Остроухов пользовался непререкаемым авторитетом знатока живописи у художников и собирателей. П.М. Третьяков ценил его как талантливого живописца, приобретал пейзажи художника для своей галереи. Познакомившись с Остроуховым ближе, Третьяков увидел в нем не только уважаемого пейзажиста, но и тонкого ценителя искусства с развитым вкусом и обширной эрудицией. Пользуясь советами Остроухова, Третьяков часто перевешивал картины в экспозиции; слабые, с точки зрения художника, работы снимал и убирал из залов. Один из старейших сотрудников Третьяковской галереи вспоминал, что П.М. Третьяков постоянно говорил своим помощникам: «Внимательно слушайте, что говорит Остроухов о картинах. Это — самый лучший судья по живописи»29.

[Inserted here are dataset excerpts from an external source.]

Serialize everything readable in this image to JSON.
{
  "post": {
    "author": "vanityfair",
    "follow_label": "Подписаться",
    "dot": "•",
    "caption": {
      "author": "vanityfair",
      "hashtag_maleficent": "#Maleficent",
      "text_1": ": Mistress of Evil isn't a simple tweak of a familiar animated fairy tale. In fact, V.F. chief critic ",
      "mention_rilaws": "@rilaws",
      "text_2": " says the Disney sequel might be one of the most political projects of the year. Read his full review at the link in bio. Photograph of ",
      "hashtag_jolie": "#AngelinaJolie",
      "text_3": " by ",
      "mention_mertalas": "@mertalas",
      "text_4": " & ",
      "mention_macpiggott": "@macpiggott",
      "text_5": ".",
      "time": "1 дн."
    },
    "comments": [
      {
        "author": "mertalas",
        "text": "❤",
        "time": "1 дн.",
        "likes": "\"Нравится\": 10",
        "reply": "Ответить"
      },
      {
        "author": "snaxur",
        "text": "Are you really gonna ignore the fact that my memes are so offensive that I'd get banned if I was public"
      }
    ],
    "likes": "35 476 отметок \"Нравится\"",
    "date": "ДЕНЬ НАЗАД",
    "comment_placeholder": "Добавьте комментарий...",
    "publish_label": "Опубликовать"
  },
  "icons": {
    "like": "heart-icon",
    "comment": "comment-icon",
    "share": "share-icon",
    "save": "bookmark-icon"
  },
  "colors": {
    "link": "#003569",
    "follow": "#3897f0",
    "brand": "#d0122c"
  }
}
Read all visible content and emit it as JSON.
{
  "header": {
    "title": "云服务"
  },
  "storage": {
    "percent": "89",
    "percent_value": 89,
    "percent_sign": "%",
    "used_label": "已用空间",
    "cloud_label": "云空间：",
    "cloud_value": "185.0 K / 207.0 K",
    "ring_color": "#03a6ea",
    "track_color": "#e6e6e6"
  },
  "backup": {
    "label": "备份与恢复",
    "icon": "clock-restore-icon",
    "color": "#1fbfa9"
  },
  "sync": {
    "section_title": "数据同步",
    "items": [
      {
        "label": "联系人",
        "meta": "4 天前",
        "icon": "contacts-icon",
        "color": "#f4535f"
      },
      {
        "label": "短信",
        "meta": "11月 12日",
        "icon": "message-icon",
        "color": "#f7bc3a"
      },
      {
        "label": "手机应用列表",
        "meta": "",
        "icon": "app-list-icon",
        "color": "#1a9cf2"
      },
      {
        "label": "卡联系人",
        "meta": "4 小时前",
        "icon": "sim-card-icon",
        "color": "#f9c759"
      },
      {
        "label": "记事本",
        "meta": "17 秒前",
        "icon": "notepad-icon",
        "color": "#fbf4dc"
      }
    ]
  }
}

После смерти Третьякова его собрание перешло в собственность города Москвы. Остроухов был избран членом совета попечителей галереи, управлявших делами музея. Обязанности у членов совета галереи были сложные, хлопотные, отнимавшие время, но почетные и важные. Должность эта считалась выборной — кандидатов утверждала Государственная дума. Кроме Остроухова, музеем управляли В.А. Серов, А.П. Боткина — дочь Третьякова, пожизненный член совета, известный коллекционер И.Е. Цветков и В.М. Голицын. И.Е. Репин, характеризуя кандидатов в совет, писал об Остроухове: «Илья Семенович Остроухов, близкий друг покойного П.М. Третьякова, уже много поработавший с ним в галерее, как собиратель художественных произведений, сам хорошо знающий ценности этого дела, — человек с несомненным вкусом в искусстве, деятельный, чуткий, сам талантливый художник»30.

Ранняя весна. 1891. Ярославский художественный музей

Избрание Остроухова и Серова в совет галереи приветствовалось всеми прогрессивными деятелями искусства Москвы и Петербурга. Талантливые живописцы, известные своей эрудицией, Остроухов и Серов были достойной заменой П.М. Третьякову. Совет покупал для галереи новые произведения, руководил развеской, перестройкой экспозиции. Члены совета должны были продолжать дело Третьякова — создавать и пополнять лучшее хранилище русской живописи. Однако необходимое условие для успешной работы — полное единство взглядов на искусство, согласованность действий всех членов совета. Довольно быстро совет распался на два лагеря — в одном оказались Остроухов, Серов и Боткина, в другом — «необходимый элемент консервативного характера в искусстве, чтобы иногда издерживать молодые порывы двух первых членов»31 — Цветков и Голицын. При противоположности вкусов, которыми отличались большинство и меньшинство совета, пополнение галереи стало делом трудным и неопределенным. Цветков, славившийся своим пристрастием к передвижникам, обвинял Остроухова в приобретении «декадансных», «слабых» работ.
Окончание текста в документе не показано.